No Senado, o governo continua enfrentando dificuldades para aprovar na Comissão de Assuntos Econômicos (CAE) o projeto de lei que cria a Receita Federal do Brasil, também conhecida como Super-Receita, que substitui uma MP editada pelo governo em julho de 2005, que perdeu a validade em novembro daquele ano por não ter sido votada a tempo. O tema deve voltar a ser discutido na reunião da CAE de amanhã.

O projeto, que une as máquinas de arrecadação e fiscalização da Receita Federal e da Previdência Social, encontra muita resistência principalmente da parte do funcionalismo. "Ainda há muito ponto de atrito e a discussão é muito técnica. Vamos conversar com o relator, Rodolpho Tourinho (PFL-BA) nesta semana e com a Receita Federal", afirmou Jucá. Segundo ele, seria muito importante para o governo aprovar o projeto esse ano, para começar o próximo exercício com a nova estrutura.

O líder do governo também prevê dificuldades no plenário, na terça-feira, para evitar que os senadores aprovem o projeto que institui o 13º do Bolsa Família, já que a oposição é forte na casa. "Esse projeto vai gerar mais polêmica política. Mesmo aprovado no Senado, vai para a Câmara e lá não vão fazer essa maluquice", afirmou Jucá.

Efraim Morais diz que seu projeto tem o objetivo de "sanar uma falha" do Programa Bolsa Família. Instituído em 2003, o programa beneficia famílias com renda mensal per capita de até R$ 60 e aquelas com renda mensal per capita de R$ 60,01 a R$ 120. "Esse instrumento de transferência de renda tem-se demonstrado incompleto e essa lacuna aparece de forma mais evidente no mês de dezembro - época em que os gastos domiciliares aumentam", diz o autor da proposta de conceder benefício natalino.

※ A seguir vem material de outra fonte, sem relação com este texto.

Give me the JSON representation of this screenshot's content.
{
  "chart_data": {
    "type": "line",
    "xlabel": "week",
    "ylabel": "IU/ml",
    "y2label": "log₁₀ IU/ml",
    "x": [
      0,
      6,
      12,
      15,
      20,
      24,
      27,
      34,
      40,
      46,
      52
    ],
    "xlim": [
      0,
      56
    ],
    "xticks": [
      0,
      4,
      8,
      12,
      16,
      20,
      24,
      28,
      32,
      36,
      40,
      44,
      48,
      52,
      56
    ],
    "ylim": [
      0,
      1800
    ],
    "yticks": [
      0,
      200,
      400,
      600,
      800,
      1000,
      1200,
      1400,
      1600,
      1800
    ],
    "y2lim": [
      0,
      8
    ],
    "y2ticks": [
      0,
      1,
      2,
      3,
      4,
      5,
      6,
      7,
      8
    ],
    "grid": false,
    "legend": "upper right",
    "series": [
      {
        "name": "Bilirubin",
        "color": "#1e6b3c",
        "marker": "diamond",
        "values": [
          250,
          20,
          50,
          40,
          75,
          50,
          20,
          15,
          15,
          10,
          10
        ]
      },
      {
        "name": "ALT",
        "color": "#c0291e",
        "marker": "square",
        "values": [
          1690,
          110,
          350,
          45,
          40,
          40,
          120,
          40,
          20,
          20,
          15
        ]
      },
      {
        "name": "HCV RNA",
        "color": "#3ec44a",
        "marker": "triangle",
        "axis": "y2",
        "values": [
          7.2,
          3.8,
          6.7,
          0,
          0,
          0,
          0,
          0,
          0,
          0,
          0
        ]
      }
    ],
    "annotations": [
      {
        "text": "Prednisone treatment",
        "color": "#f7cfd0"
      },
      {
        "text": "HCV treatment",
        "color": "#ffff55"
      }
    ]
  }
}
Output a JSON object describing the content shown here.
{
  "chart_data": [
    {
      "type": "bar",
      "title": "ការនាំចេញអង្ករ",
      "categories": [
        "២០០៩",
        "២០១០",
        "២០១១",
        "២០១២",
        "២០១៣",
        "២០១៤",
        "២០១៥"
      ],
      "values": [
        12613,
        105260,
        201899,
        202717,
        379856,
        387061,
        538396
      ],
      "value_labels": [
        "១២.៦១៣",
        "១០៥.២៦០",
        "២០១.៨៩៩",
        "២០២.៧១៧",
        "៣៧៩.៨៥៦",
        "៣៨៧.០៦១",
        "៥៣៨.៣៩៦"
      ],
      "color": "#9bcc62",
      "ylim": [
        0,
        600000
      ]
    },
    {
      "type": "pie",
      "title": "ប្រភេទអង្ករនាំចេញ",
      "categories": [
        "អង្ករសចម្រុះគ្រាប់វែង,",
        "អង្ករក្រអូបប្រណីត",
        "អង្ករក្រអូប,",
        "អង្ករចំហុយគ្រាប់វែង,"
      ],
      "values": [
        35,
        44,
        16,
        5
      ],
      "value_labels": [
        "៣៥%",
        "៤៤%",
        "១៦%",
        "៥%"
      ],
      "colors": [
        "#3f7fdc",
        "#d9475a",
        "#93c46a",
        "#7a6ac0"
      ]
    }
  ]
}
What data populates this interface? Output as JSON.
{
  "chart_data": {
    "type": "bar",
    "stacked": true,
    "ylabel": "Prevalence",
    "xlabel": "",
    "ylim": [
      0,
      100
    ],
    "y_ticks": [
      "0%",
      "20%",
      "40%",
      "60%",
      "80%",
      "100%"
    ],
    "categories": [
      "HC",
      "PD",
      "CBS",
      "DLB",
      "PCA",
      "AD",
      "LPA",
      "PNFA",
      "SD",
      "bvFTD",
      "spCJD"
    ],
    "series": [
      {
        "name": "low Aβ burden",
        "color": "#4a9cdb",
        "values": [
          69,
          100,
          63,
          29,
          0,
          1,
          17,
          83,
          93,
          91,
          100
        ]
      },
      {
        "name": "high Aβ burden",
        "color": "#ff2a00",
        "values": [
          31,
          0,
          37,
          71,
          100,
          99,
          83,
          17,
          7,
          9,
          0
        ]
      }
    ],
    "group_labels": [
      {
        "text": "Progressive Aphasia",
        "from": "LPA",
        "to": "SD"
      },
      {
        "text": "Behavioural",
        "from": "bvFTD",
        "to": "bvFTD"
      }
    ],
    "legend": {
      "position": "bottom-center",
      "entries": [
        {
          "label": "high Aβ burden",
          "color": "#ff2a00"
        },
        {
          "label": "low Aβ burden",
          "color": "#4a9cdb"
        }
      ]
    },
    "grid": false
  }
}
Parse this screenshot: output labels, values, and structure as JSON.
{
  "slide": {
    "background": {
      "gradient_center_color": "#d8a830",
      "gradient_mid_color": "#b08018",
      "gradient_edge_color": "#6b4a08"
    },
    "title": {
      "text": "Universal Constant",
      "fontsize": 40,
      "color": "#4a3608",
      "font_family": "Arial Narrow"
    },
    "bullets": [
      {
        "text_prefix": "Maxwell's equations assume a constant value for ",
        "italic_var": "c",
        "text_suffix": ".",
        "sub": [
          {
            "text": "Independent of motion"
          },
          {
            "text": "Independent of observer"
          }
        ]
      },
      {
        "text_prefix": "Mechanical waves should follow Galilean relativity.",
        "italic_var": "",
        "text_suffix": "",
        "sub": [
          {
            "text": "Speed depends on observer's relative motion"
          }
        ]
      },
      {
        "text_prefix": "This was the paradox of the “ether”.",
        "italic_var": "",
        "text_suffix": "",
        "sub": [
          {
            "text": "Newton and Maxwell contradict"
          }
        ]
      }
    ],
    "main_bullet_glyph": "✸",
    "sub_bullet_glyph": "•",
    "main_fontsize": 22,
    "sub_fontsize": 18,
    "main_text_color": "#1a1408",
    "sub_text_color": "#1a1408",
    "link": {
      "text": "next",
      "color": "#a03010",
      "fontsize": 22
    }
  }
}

Segundo ele, esse investimento do governo "será recompensado pela maximização dos efeitos econômicos e sociais". Ele cita estudos que mostram o efeito multiplicador desses benefícios no conjunto da economia e pesquisas mostrando que, nos 96 municípios participantes do programa, "o dinheiro do benefício incrementa o comércio local e retorna, em parte, para os cofres públicos".

A complicação em votar as nove MPs que trancam a pauta não termina aí. O item cinco da pauta é a MP dos Portos Secos. O texto altera as atuais regras do setor. O ponto mais polêmico é aquele que retira a necessidade de licitação para a abertura desses portos. O projeto é muito polêmico. O governo tenta votá-lo há dois anos e não consegue.

Terminada a seqüência de MPs, a Câmara tentará votar a Lei Geral das Micro e Pequenas Empresas, o projeto que cria o Fundo de Manutenção e Desenvolvimento da Educação Básica (Fundeb) e o segundo turno da PEC do Voto Secreto.